Press watchdog calls on Kurdish-led region in Syria to lift ban on Kurdistan 24
ERBIL (Kurdistan 24) – Reporters Without Borders (RSF) on Wednesday called on the Kurdish-led administration in northeastern Syria to retract a recent ban on Kurdistan 24 and its journalists in the region.
“[W]e urge the local administration to rescind this unilateral decision” after learning that “Syrian Kurdish authorities had removed the working license” of Kurdistan 24 and banned its “journalists from working in the region,” RSF said on its Twitter page.
Kurdistan 24 has been operating in the de facto autonomous region, which is run by the Kurdish-led Syrian Democratic Council (SDC) since 2015. The media organization was actively reporting on the Turkish occupation of Afrin on the ground.
It was also present for the US-backed Syrian Democratic Forces’ (SDF)—the military wing of the SDC—liberation of Manbij from the so-called Islamic State, as well others towns.

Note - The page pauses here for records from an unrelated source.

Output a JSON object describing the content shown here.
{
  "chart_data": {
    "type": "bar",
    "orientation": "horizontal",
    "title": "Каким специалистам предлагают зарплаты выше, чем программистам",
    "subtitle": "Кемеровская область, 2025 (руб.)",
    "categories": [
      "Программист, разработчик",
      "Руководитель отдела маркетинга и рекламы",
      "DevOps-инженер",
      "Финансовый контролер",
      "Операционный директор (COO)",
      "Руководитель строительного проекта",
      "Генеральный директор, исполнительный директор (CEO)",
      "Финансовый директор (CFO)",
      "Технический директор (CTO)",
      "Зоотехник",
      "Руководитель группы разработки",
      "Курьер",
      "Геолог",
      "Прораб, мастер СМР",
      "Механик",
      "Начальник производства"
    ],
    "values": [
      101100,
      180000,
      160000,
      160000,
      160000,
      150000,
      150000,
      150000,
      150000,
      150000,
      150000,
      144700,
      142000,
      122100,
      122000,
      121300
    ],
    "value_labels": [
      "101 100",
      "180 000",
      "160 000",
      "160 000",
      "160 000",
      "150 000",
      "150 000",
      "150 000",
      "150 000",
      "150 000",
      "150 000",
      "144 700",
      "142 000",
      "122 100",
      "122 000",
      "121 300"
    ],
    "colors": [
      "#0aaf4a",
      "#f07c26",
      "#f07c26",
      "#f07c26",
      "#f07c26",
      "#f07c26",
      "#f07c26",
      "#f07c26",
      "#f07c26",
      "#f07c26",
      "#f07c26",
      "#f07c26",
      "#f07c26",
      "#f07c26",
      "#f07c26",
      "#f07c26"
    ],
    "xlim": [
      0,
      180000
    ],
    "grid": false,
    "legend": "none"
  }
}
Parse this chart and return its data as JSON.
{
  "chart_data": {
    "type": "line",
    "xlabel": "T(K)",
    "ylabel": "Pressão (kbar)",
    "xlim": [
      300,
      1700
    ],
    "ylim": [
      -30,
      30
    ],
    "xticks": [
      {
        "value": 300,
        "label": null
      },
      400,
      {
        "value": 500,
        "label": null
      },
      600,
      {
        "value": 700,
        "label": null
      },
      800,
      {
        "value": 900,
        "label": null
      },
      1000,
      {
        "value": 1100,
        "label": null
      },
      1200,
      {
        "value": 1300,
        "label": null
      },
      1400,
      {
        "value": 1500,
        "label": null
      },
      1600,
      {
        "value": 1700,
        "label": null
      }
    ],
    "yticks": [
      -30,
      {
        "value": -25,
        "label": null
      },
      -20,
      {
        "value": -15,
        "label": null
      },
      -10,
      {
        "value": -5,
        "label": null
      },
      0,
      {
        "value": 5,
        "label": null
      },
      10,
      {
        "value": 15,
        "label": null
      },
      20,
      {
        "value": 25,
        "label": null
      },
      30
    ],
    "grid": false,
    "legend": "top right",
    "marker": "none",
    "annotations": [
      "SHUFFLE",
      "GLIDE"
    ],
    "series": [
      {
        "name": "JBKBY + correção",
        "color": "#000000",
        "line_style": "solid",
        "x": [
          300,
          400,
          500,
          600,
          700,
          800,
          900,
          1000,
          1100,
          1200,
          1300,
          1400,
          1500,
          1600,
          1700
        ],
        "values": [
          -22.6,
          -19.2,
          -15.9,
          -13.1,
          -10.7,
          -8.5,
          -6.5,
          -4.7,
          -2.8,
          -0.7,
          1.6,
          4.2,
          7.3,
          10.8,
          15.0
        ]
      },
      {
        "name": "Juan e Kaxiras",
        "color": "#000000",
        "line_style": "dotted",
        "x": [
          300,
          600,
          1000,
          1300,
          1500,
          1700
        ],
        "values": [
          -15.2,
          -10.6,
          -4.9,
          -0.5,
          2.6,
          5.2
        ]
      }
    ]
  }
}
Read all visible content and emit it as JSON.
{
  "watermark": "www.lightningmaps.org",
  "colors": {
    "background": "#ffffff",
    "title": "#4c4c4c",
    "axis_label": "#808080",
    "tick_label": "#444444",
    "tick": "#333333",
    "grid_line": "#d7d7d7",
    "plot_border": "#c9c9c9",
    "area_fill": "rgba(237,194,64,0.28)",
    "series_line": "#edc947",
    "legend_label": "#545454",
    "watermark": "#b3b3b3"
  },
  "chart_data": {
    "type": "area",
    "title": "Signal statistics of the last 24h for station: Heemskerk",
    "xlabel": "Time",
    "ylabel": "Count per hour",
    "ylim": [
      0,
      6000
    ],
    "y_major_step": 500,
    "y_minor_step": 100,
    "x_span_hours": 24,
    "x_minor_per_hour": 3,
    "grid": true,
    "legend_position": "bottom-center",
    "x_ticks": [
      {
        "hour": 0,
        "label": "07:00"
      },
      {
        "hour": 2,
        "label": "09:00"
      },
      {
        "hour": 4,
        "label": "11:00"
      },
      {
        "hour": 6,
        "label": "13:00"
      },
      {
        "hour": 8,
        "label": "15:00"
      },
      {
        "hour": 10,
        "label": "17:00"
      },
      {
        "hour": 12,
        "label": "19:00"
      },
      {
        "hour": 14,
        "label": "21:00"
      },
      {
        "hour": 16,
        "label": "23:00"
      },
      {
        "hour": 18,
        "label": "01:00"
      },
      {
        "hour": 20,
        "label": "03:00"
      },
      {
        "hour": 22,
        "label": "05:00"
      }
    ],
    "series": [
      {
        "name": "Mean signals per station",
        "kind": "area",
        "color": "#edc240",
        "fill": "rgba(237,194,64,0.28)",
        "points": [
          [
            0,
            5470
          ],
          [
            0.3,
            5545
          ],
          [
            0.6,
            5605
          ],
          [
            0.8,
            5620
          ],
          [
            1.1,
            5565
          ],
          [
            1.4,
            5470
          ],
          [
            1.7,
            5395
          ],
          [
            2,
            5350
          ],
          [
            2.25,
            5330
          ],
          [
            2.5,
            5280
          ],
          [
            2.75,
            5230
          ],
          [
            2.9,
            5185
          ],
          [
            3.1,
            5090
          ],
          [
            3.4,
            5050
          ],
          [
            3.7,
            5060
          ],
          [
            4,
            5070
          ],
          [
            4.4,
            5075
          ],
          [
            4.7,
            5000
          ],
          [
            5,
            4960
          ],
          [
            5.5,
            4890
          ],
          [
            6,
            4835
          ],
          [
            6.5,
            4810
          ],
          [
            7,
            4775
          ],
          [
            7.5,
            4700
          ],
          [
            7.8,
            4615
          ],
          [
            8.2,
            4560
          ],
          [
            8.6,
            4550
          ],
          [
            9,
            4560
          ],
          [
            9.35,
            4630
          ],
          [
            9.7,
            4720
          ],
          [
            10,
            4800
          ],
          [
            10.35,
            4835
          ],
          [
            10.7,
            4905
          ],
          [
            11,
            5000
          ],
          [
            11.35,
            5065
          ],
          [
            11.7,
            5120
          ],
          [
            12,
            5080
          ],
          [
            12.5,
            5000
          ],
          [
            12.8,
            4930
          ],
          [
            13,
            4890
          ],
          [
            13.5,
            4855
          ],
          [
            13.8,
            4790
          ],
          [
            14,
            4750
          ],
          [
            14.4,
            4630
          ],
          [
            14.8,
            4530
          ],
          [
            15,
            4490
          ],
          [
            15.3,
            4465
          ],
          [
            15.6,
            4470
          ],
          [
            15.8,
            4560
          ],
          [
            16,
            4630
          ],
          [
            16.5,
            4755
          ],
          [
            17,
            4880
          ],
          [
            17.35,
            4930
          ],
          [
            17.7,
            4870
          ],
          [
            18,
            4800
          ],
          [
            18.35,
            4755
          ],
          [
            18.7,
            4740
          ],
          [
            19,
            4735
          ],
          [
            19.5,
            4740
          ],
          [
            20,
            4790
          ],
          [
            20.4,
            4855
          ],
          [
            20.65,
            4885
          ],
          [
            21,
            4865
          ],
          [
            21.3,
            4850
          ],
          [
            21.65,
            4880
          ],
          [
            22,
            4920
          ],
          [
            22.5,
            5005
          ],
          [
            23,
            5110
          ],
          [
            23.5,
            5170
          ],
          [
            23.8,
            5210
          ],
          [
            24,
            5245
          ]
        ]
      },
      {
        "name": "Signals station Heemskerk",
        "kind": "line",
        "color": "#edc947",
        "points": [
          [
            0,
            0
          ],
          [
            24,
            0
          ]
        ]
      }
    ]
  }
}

On Monday, Kurdistan 24 Company for Media and Research issued a statement regarding the recent ban on its operations in the region, protesting the decision to shutter its office and calling the move “political.”
During the years of its operations in the area, “our team of journalists and staff had, on numerous occasions, put their lives in danger to cover the conflicts and the dire situation in the area, and became a reliable source for international media and agencies,” Kurdistan 24 said in its statement.
However, “in the last month or so, and based on decisions from some officials in the local administration of Western Kurdistan (Northern Syria), the network has been banned from working in the region. The officials have also seized and suspended our working license in the Syrian Kurdistan region.”